Ive never done it... But no matter what your son is going to wake up every time the baby cries to be fed etc... He will already be awake by the time the baby fusses to be fed.

And what happens if the new baby is colicky and is up in the night etc. If your son wont go to bed unless your there then he would be awake all that time too... right? I think you need to think about what you think is fair to your toddler, sleep is very important for them, and your toddler will be going through enough changes with a new baby, let alone not getting x number of unbroken sleep and being cranky from that.
 
I would also consider moving the toddler into his "big boy" room and bed. If you make the transition slowly -- and not so it about the newborn "kicking him out" he'll probably resent it less. Make it part of becoming a big brother -- something he can feel grown up and proud about.

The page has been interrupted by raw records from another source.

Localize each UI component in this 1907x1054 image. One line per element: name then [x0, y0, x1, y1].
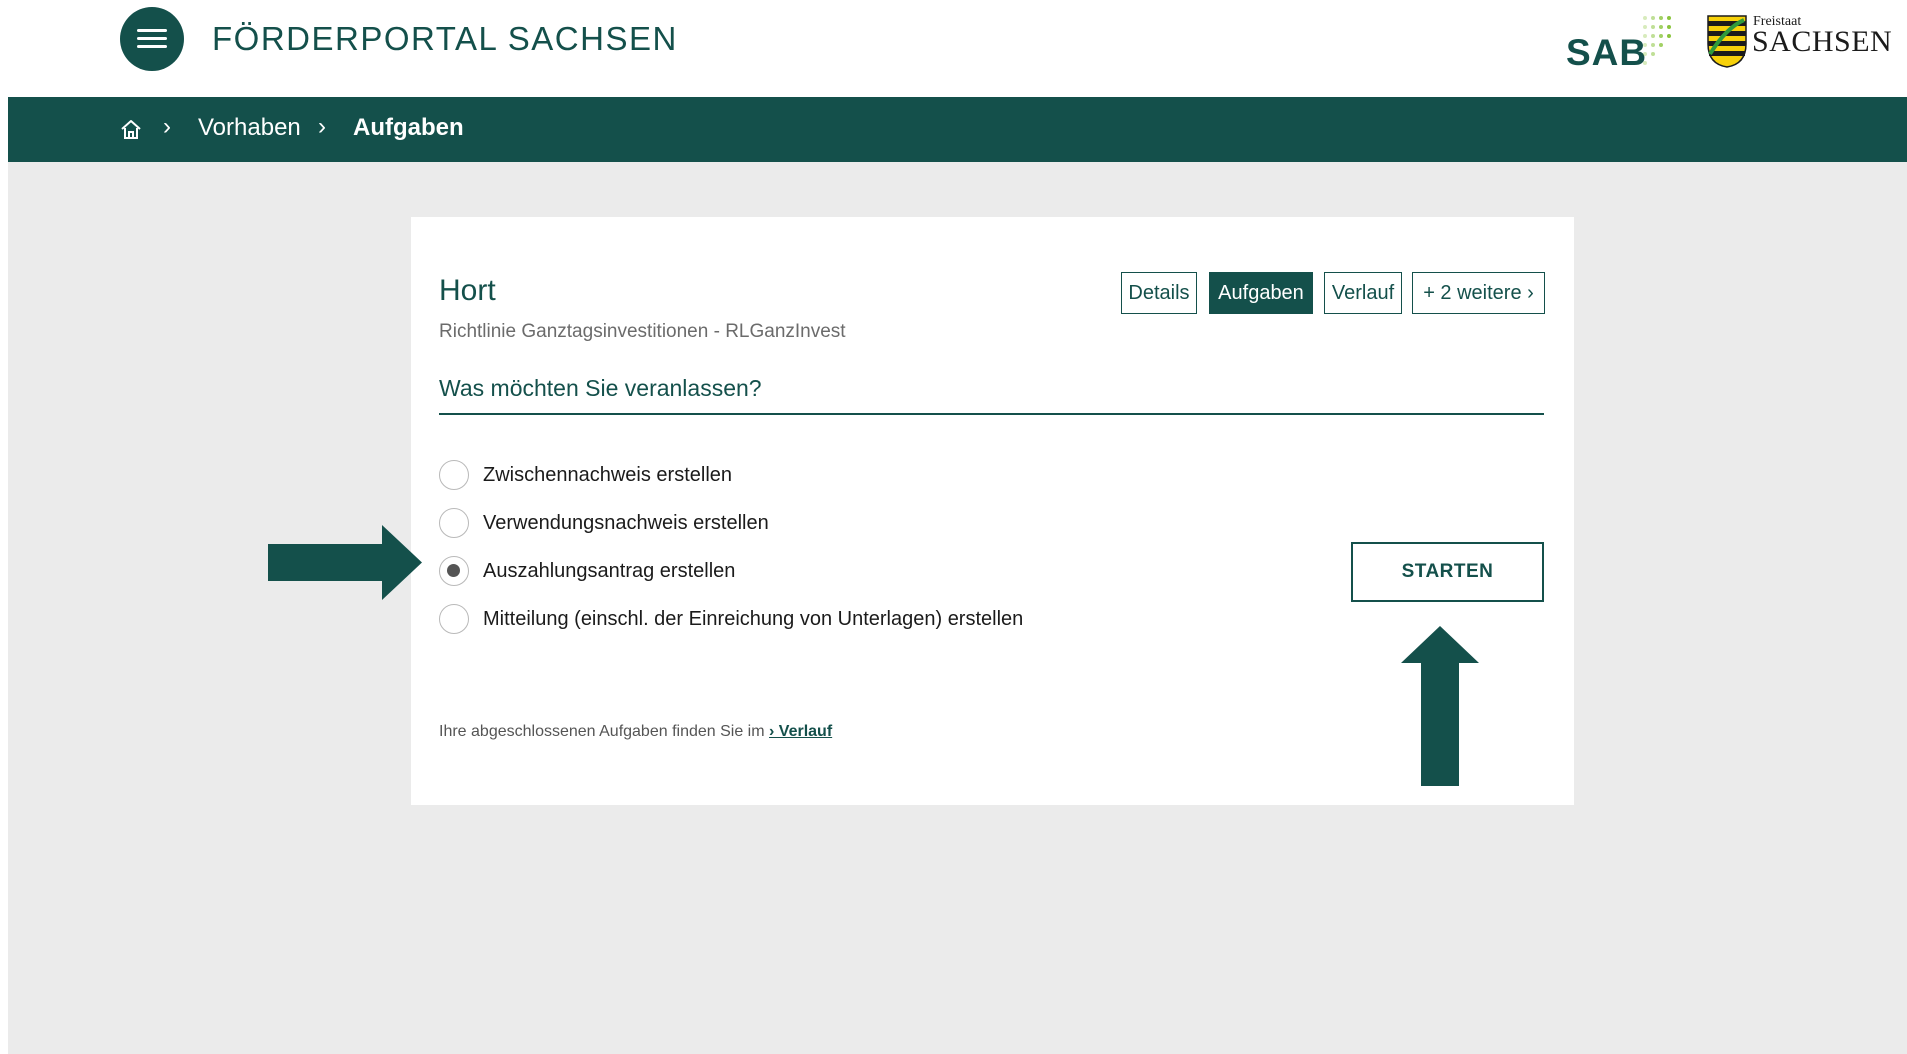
- option-label: Mitteilung (einschl. der Einreichung von…: [483, 608, 1024, 630]
- hamburger-icon: [137, 29, 167, 32]
- tab-verlauf[interactable]: Verlauf: [1324, 272, 1402, 314]
- task-card: Hort Richtlinie Ganztagsinvestitionen - …: [411, 217, 1574, 805]
- footer-text: Ihre abgeschlossenen Aufgaben finden Sie…: [439, 723, 765, 740]
- annotation-arrow-right-icon: [268, 525, 422, 600]
- portal-title: FÖRDERPORTAL SACHSEN: [212, 20, 678, 57]
- annotation-arrow-up-icon: [1401, 626, 1479, 786]
- dots-icon: [1637, 14, 1673, 70]
- saxony-coat-of-arms-icon: [1707, 15, 1747, 68]
- option-label: Verwendungsnachweis erstellen: [483, 512, 769, 534]
- site-header: FÖRDERPORTAL SACHSEN SAB Freistaat SACHS…: [0, 0, 1907, 97]
- question-heading: Was möchten Sie veranlassen?: [439, 375, 762, 401]
- breadcrumb-separator: ›: [163, 113, 171, 140]
- home-icon[interactable]: [119, 118, 143, 142]
- saxony-logo[interactable]: Freistaat SACHSEN: [1706, 14, 1892, 72]
- breadcrumb-separator: ›: [318, 113, 326, 140]
- tab-more[interactable]: + 2 weitere ›: [1412, 272, 1545, 314]
- page-subtitle: Richtlinie Ganztagsinvestitionen - RLGan…: [439, 321, 846, 342]
- sab-logo[interactable]: SAB: [1566, 14, 1676, 73]
- option-label: Auszahlungsantrag erstellen: [483, 560, 736, 582]
- sab-logo-text: SAB: [1566, 32, 1648, 73]
- breadcrumb-item-vorhaben[interactable]: Vorhaben: [198, 114, 301, 142]
- radio-button[interactable]: [439, 460, 469, 490]
- breadcrumb-item-aufgaben: Aufgaben: [353, 114, 464, 141]
- option-label: Zwischennachweis erstellen: [483, 464, 733, 486]
- verlauf-link[interactable]: › Verlauf: [769, 723, 832, 740]
- divider: [439, 413, 1544, 415]
- menu-button[interactable]: [120, 7, 184, 71]
- radio-button[interactable]: [439, 604, 469, 634]
- start-button[interactable]: STARTEN: [1351, 542, 1544, 602]
- radio-button-selected[interactable]: [439, 556, 469, 586]
- tab-aufgaben[interactable]: Aufgaben: [1209, 272, 1313, 314]
- radio-button[interactable]: [439, 508, 469, 538]
- tab-bar: Details Aufgaben Verlauf + 2 weitere ›: [411, 272, 1574, 314]
- footer-note: Ihre abgeschlossenen Aufgaben finden Sie…: [439, 723, 832, 741]
- tab-details[interactable]: Details: [1121, 272, 1197, 314]
- saxony-logo-main: SACHSEN: [1752, 25, 1893, 58]
- breadcrumb: › Vorhaben › Aufgaben: [8, 97, 1907, 162]
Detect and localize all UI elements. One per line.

But, I think other ladies on here have done it, so maybe they will have advice about keeping both in the room with you. :)
 
I think your right. Problem is I cant move him to his room now as I will be going to my home country to give birth and then come back. At my parents place he will have to sleep with me in the same room,so all the training would of been a waste. My DH says that when I return from giving birth then he will just have to sleep with my son in his own room. Hope it works....
 
Hope it works for you hun, doesnt sound ideal, hope he doesnt mind the transition.
 
I would use a co-sleeper for the newborn, and have your son on the other side. If you want to continue co-sleeping.
 
my daughter went into her own room this summer,at the age of 3 1/2,having co slept since birth and having a single bed next to ours since about 2 years.She settled pretty well but still sometimes ends up in our bed halfway through the night,something im trying to avoid once this baby is born.
I would try and get your son into his own room,so he can get his sleep,but before the baby arrives so he doesnt feel pushed out.You still have plenty of time to make the transition,it doesnt need to be rushed.When you go away,tell him there are different rules because not everywhere you go will have enough room for him to have his own bed,but explain that when you are at home he goes in his own bed now because he is a big boy.
 
Our son is 2 1/2 years old and is co-sleeping with us. I'm 23 weeks pregnant and we have no plans with switching Hunter to his own room yet, not until he feels ready. We will be putting new baby in a co-sleeper next to me, and Hunter will be inbetween us. He's good about sleeping, 12 hours, and doesnt' wake up in the night. If new baby has sleep problems then I will take him to another room when he wakes up in the night.